2. Thematically tie the film to the larger universe by having the Squad go after the arms dealer who supplied Lex's weaponry in Superman v Batman, and thus create an appropriate, realistic threat-level for Task Force X
A. Make the arms dealer in question someone like Morgan Edge; leader of DC Comics' arms-dealing Intergang organization (feel free to rename them if “Intergang” is just too comic booky for your tastes). Intergang deals in specialized advanced weaponry, and they’re intimately connected with DC’s Darkseid/New Gods characters without there being any need to overtly explain anything about that connection in their initial appearance. Make Intergang the ones behind the bullets that Lois investigated during Batman v Superman. Reveal that they've been introducing arms to the market that are beyond anything seen on earth. Just where those arms come from can be left unsolved/unsaid - though fans of DC will know that it flows from Apokolips, home of Darkseid, who was hinted at heavily in BvS and will be provide threats aplenty for Justice League.
An organization like that provides limitless cannon fodder without invoking any sky portals (and if concerns about killing off too many humans is a problem, introduce robotic/engineered “foot soliders” for Task Force X to primarily battle). To make the stakes less impersonal, establish that the prime physical threat of the film is someone like The Toyman - a classic Superman villain and also-ran. He's suitably B-list, quirky, and in the vein of what Ayers and WB are clearly aiming for: a left-of-center, Mountain Dew-ish form of EXXXTREME. * He’s a member of Intergang now. Congrats, Toyman (or whoever you’d prefer to fill the “lead henchman” role).
*I don't take issue with that, in the abstract. Ayers' tone and the film's actors/characters all hit a trashily enjoyable note in SS; it's the story that fails them. Using someone like Toyman seems to fit that note, but feel free to substitute in your own b-list villain.
B. Have the Squad, including Harley Quinn, tasked with bringing in The Joker alive. Introduce as well a lower-level baddie whom Task Force X can get more physical with. Chaos ensues. That’s it. Simple. Direct. Full of opportunities for bad behavior, ethical murkiness, and double-crosses. You can even use the film to get Joker into Arkham Asylum for Affleck's solo Batman movie.
Either level of threat is right for the sort of team that Ayers assembled for his film. They present human-scale challenges and open the door to ethical issues and temptation. Can they be bought? Turned? How willing are they to back each other if the threat isn't Utter Global Annihilation? How much more dangerous are these characters to each other?
That's the stuff that interests me about a Suicide Squad movie, and they’re the only arguable bases to make a movie about them. Without any of that, Suicide Squad is a lot of teenage attitude looking for something to rebel against.
3. Shake The Audience Up A Little
Have Squad members betray the Squad, or seem like they will.

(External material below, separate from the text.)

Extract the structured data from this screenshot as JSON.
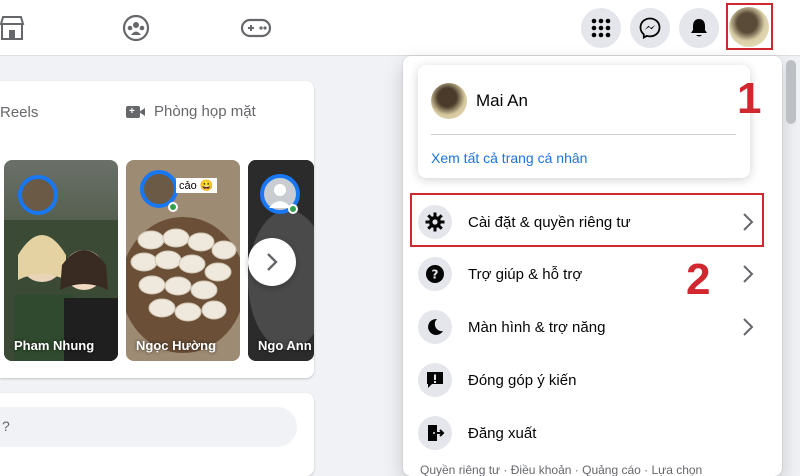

Have them act unpredictably and unwisely. Have some fun with the audience or don't make this sort of film.
4. Re The Joker: No f*cking tattoos or grillwork.
...That's that. Just change the entire film, retroactively. No big whoop*.
Keep the characters the same. Keep the casting the same. Will Smith, Margot Robbie, Viola Davis, Jay Hernandez…even Jai “Boring Blank” Courtney: they’re all pretty great in the film. Let them inhabit a better film with a more stripped down, "realistic" milieu that does not feature ancient goddesses or sky portals or metal teeth. Let the characters be genuinely dangerous and unpredictable. Let them be a Suicide Squad in more than just name only. That's a film I'd consider worth watching. You could do all those things and also secure a PG-13. You'd make a much better film in the process, on top of having what looks like a total ball while making it.